La legge di Stabilità per l’anno in corso (190/2014), intervenendo sul DpR 917/86 (Testo unico delle imposte sui redditi, o Tuir) prevede ai commi 16 e 17 dell’articolo unico che i ticket per il pasto in formato elettronico, a partire dal prossimo luglio, non siano imponibili ai fini della determinazione del reddito di lavoro dipendente fino a 7 euro (al momento la soglia è a 5,29 euro e resterà tale per i ticket cartacei).

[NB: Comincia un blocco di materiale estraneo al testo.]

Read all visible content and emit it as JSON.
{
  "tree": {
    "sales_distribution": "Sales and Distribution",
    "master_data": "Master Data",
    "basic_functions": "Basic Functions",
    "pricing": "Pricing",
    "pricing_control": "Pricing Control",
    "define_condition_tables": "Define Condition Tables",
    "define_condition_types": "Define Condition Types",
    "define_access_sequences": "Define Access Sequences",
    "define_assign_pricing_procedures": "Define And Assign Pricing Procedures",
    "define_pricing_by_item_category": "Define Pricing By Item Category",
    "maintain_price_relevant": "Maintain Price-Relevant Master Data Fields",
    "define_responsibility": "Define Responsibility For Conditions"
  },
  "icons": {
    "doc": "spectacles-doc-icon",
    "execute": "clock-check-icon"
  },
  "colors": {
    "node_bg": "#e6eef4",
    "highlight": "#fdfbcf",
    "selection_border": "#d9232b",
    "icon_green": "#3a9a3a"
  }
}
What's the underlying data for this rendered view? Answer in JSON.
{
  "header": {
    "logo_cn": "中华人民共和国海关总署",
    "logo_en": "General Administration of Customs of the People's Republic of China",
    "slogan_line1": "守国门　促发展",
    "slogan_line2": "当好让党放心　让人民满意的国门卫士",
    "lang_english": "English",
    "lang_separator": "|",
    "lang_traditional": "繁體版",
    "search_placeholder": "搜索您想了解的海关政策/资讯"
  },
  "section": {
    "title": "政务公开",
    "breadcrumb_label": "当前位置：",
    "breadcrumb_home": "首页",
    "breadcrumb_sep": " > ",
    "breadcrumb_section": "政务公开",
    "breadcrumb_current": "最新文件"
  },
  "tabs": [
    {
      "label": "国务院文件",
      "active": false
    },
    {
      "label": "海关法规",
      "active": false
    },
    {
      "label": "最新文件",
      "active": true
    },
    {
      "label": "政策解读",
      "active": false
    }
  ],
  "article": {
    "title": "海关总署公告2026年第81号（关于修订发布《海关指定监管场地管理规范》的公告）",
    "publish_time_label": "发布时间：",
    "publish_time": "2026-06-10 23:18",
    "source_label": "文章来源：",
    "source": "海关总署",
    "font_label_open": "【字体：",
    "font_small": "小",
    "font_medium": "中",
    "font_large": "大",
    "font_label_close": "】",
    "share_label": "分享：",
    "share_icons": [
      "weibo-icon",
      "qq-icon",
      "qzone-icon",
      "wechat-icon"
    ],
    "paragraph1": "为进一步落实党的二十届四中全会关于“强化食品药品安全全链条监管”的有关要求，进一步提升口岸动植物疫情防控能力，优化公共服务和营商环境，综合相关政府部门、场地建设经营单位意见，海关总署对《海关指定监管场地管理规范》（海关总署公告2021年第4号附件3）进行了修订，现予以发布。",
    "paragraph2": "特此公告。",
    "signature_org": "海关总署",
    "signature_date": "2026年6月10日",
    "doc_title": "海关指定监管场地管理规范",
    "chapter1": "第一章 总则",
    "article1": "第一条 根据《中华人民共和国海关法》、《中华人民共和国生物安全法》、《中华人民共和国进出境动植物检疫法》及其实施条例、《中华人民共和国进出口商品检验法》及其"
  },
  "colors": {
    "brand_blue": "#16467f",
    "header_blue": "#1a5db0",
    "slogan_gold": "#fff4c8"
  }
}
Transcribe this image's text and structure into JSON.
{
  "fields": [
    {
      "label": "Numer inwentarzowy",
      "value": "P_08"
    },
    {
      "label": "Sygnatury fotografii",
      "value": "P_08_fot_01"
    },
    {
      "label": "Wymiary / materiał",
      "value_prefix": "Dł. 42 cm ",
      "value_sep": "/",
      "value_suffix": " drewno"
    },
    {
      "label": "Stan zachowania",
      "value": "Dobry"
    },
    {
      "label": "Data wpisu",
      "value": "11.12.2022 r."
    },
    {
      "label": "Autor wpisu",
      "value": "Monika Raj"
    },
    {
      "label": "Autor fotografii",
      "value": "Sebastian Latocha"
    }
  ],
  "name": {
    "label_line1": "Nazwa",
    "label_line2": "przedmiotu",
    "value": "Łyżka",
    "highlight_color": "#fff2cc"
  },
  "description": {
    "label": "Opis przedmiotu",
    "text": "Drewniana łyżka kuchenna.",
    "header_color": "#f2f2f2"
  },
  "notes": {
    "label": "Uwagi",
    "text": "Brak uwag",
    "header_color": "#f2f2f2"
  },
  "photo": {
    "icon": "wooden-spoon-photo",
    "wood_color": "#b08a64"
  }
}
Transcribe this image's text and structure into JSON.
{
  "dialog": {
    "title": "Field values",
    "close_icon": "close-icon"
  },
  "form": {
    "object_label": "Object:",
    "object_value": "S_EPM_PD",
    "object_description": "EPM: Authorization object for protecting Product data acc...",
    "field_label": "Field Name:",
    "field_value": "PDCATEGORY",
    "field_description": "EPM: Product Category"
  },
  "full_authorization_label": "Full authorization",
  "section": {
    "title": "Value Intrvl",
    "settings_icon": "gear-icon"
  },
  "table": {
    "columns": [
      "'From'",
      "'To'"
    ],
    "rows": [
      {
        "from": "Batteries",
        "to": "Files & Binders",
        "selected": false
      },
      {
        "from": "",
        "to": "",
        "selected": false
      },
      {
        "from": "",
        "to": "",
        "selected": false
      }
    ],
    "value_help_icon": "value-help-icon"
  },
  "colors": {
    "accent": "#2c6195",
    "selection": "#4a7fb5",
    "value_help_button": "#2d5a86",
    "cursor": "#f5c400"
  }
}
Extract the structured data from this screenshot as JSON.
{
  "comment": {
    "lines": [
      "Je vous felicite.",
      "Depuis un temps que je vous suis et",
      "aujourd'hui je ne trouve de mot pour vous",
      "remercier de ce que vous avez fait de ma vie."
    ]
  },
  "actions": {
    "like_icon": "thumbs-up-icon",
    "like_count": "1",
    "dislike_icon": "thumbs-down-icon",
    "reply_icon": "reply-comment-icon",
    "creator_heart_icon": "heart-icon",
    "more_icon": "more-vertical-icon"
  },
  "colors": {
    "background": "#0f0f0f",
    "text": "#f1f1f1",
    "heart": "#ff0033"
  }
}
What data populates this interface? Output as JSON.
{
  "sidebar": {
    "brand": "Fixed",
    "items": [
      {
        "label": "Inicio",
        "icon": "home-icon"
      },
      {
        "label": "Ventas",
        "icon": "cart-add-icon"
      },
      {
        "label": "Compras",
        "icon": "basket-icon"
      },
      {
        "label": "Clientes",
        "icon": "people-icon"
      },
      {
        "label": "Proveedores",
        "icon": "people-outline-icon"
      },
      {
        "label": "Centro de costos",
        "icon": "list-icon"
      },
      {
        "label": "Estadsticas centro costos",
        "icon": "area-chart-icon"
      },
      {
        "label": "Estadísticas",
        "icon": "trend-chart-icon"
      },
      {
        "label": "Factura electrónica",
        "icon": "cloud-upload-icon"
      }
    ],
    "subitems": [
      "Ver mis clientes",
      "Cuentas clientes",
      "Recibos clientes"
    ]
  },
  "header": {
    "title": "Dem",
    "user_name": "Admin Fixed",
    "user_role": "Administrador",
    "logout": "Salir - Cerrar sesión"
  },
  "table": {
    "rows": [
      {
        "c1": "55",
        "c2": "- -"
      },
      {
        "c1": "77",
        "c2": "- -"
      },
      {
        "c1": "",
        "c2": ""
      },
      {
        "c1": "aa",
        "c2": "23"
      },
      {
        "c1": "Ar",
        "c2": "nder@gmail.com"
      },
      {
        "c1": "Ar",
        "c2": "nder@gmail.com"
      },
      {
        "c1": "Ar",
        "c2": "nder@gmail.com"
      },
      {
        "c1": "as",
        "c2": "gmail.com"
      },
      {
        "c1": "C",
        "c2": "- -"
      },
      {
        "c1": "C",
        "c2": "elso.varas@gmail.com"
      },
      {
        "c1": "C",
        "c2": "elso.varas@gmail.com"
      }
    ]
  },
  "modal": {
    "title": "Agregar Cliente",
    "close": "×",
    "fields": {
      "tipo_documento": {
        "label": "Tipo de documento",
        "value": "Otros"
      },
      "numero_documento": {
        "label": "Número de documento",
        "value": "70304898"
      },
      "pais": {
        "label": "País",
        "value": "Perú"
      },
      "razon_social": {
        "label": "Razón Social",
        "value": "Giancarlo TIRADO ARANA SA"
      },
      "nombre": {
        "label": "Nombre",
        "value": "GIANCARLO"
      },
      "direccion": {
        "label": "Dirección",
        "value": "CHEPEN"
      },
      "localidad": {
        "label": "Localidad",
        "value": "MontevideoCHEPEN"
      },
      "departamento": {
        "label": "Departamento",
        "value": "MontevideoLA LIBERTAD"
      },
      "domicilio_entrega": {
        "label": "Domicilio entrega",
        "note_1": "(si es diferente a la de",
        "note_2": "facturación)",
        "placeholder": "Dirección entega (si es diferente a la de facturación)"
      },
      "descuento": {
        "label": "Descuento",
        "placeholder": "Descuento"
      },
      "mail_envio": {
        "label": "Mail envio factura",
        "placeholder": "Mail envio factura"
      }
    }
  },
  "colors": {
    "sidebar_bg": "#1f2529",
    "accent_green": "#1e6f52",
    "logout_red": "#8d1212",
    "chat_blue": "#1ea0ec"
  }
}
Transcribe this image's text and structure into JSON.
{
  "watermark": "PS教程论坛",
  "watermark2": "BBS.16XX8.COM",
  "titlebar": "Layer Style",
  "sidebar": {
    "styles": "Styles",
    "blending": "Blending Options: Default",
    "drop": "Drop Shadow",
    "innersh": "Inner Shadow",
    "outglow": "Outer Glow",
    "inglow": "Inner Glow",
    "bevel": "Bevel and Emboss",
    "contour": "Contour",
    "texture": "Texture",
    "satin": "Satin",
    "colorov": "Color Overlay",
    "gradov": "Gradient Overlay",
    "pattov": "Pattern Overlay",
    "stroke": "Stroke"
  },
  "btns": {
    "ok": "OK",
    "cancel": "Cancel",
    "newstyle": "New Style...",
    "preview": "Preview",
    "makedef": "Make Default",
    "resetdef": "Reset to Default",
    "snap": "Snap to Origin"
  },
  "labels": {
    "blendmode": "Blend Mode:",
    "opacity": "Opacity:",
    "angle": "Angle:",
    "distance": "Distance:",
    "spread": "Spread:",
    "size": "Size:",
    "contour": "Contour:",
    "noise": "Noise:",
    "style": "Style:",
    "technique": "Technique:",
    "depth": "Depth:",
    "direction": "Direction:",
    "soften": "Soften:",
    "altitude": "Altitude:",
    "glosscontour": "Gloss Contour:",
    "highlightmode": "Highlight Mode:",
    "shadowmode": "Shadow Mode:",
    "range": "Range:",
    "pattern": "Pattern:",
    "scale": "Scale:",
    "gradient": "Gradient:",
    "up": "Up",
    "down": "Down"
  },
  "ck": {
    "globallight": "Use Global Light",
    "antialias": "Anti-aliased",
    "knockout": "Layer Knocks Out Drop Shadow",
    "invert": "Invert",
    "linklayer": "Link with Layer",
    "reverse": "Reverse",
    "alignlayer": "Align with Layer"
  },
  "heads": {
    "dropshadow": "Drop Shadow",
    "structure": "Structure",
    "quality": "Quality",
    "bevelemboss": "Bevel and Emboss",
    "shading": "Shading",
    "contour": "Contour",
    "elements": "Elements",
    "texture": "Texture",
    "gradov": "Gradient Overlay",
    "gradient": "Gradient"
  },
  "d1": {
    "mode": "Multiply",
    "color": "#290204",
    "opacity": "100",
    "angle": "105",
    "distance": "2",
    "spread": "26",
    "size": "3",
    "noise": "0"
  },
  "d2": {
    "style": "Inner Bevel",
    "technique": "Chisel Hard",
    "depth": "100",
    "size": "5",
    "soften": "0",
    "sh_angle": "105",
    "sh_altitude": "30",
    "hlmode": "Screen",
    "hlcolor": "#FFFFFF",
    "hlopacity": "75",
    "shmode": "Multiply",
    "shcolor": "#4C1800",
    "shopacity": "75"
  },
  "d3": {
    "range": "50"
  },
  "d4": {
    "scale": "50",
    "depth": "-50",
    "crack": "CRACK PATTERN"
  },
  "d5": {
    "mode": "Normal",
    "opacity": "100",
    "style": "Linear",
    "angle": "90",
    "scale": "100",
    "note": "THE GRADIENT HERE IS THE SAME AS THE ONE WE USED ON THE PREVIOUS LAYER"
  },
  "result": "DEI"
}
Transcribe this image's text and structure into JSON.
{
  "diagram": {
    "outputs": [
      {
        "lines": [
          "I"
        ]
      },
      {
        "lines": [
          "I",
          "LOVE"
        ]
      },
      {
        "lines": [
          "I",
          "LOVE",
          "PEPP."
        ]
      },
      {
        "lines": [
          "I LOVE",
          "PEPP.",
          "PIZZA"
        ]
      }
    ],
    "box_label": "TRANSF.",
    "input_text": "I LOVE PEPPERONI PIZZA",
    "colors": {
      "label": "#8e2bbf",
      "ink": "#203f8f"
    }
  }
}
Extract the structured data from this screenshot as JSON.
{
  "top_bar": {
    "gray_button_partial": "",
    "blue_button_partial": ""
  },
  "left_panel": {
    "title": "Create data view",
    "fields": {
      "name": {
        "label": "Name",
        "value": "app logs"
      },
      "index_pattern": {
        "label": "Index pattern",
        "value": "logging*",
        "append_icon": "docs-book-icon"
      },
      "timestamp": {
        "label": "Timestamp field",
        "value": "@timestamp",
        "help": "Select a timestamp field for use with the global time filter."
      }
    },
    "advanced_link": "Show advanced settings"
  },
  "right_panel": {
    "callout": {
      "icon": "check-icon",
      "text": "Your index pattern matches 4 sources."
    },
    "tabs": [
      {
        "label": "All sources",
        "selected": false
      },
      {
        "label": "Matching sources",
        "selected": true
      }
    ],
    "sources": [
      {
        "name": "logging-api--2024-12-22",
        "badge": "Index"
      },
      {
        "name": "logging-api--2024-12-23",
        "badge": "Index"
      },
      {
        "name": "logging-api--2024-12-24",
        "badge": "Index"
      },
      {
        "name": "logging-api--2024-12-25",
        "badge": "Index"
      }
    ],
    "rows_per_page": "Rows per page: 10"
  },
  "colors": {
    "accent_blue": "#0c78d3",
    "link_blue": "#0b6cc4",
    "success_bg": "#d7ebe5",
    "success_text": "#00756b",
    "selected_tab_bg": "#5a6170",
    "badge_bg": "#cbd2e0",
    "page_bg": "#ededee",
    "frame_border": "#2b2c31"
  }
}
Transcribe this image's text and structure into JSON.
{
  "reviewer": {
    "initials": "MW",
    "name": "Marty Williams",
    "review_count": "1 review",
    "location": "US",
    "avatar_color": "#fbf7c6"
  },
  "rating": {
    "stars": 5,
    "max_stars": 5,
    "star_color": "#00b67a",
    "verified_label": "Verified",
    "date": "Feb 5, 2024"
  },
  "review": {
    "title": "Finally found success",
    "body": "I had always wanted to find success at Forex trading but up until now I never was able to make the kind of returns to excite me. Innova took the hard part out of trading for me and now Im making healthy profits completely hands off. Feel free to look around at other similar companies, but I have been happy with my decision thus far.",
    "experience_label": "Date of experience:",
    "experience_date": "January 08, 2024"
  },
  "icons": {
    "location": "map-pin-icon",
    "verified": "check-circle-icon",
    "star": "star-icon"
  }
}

Cambia quindi la normativa su quella che, diciamolo, per molte imprese resta una “forma di retribuzione” esentasse. A questo punto gli scenari per l’impresa sono tre: o il buono pasto cartaceo, con un’esenzione fino a 5,29 euro; o quello elettronico, con la soglia che da luglio passerà a 7 euro; o il badge personalizzato, completamente esentasse ma con i limiti che vedremo dopo.
Va detto che, anche nel caso del ticket elettronico esente fino a 7 euro, l’utilizzo e la spendibilità restano identici a quello cartaceo, con la facoltà di spenderlo in bar, esercizi o supermercati per l’acquisto di generi alimentari. E la possibilità dunque, per le imprese, di utilizzarlo come “integrazione retributiva” legalmente esente da tassazione. L’unico problema, comunque in via di risoluzione grazie ad un recente accordo tra i principali operatori del settore, è quello relativo all’accettazione, che deve avvenire mediante pos abilitato (diverso da quello per le normali operazioni con bancomat o carte di credito). Quindi se fino ad oggi erano necessari all’esercente tanti pos quanti sono i principali soggetti emettitori (una confusione non da poco), a breve i ticket elettronici dei principali emettitori potranno essere letti da un unico dispositivo.
Vediamo ora, nel dettaglio, come cambia la legge:
16. Alla lettera c) del comma 2 dell’articolo 51 del testo unico delle imposte sui redditi, di cui al decreto del Presidente della Repubblica 22 dicembre 1986, n. 917, e successive modificazioni, le parole: «di lire 10.240,» sono sostituite dalle seguenti: «di euro 5,29, aumentato a euro 7 nel caso in cui le stesse siano rese in forma elettronica,».
17. La disposizione di cui al comma 16 entra in vigore il 1º luglio 2015.
Come si legge, l’agevolazione è valida solo qualora il buono pasto sia reso in forma elettronica. Per il resto, il riferimento resta il noto Dpcm “Buoni pasto” del 18 novembre 2005, che prevede che i buoni pasto:
c) sono utilizzati, durante la giornata lavorativa anche se domenicale o festiva, esclusivamente dai prestatori di lavoro subordinato, a tempo pieno e parziale, anche qualora l’orario di lavoro non prevede una pausa per il pasto, nonche’ dai soggetti che hanno instaurato con il cliente un rapporto di collaborazione anche non subordinato;
d) non sono cedibili, commercializzabili, cumulabili o convertibili in denaro;
e) sono utilizzabili esclusivamente per l’intero valore facciale.
2. I buoni pasto devono riportare:
a) il codice fiscale o la ragione sociale del datore di lavoro;
b) la ragione sociale e il codice fiscale della societa’ di emissione;
c) il valore facciale espresso in valuta corrente;
d) il termine temporale di utilizzo;
e) uno spazio riservato alla apposizione della data di utilizzo, della firma dell’utilizzatore e del timbro dell’esercizio convenzionato presso il quale il buono pasto viene utilizzato;
f) la dicitura «Il buono pasto non e’ cumulabile, ne’ cedibile ne’ commerciabile, ne’ convertibile in denaro; puo’ essere utilizzato solo se datato e sottoscritto dall’utilizzatore».
Senza tuttavia prevedere sanzioni in caso di uso improprio, se non l’intera tassabilità dei buoni pasto concessi dal datore in giorni non lavorativi (es. ferie o malattie).
Completamente esclusi da tassazione, senza un tetto di spesa, sono invece i badge elettronici personalizzati impiegabili presso esercizi convenzionati per una sola prestazione giornaliera (senza possibilità di utilizzo improprio o fraudolento) un po’ come avviene in mense scolastiche o aziendali. Ed è proprio questa la ragione che li rende completamente esentasse: già nel 2005, con la risoluzione 63/E del 17 maggio, l’Agenzia delle Entrate li equiparava a un “sistema di mensa aziendale diffusa”. Questi ultimi, dunque, proprio per la loro natura personalizzata e per le loro limitazioni nell’impiego, non possono prestarsi a diventare una “forma di pagamento” dell’impresa ai propri dipendenti.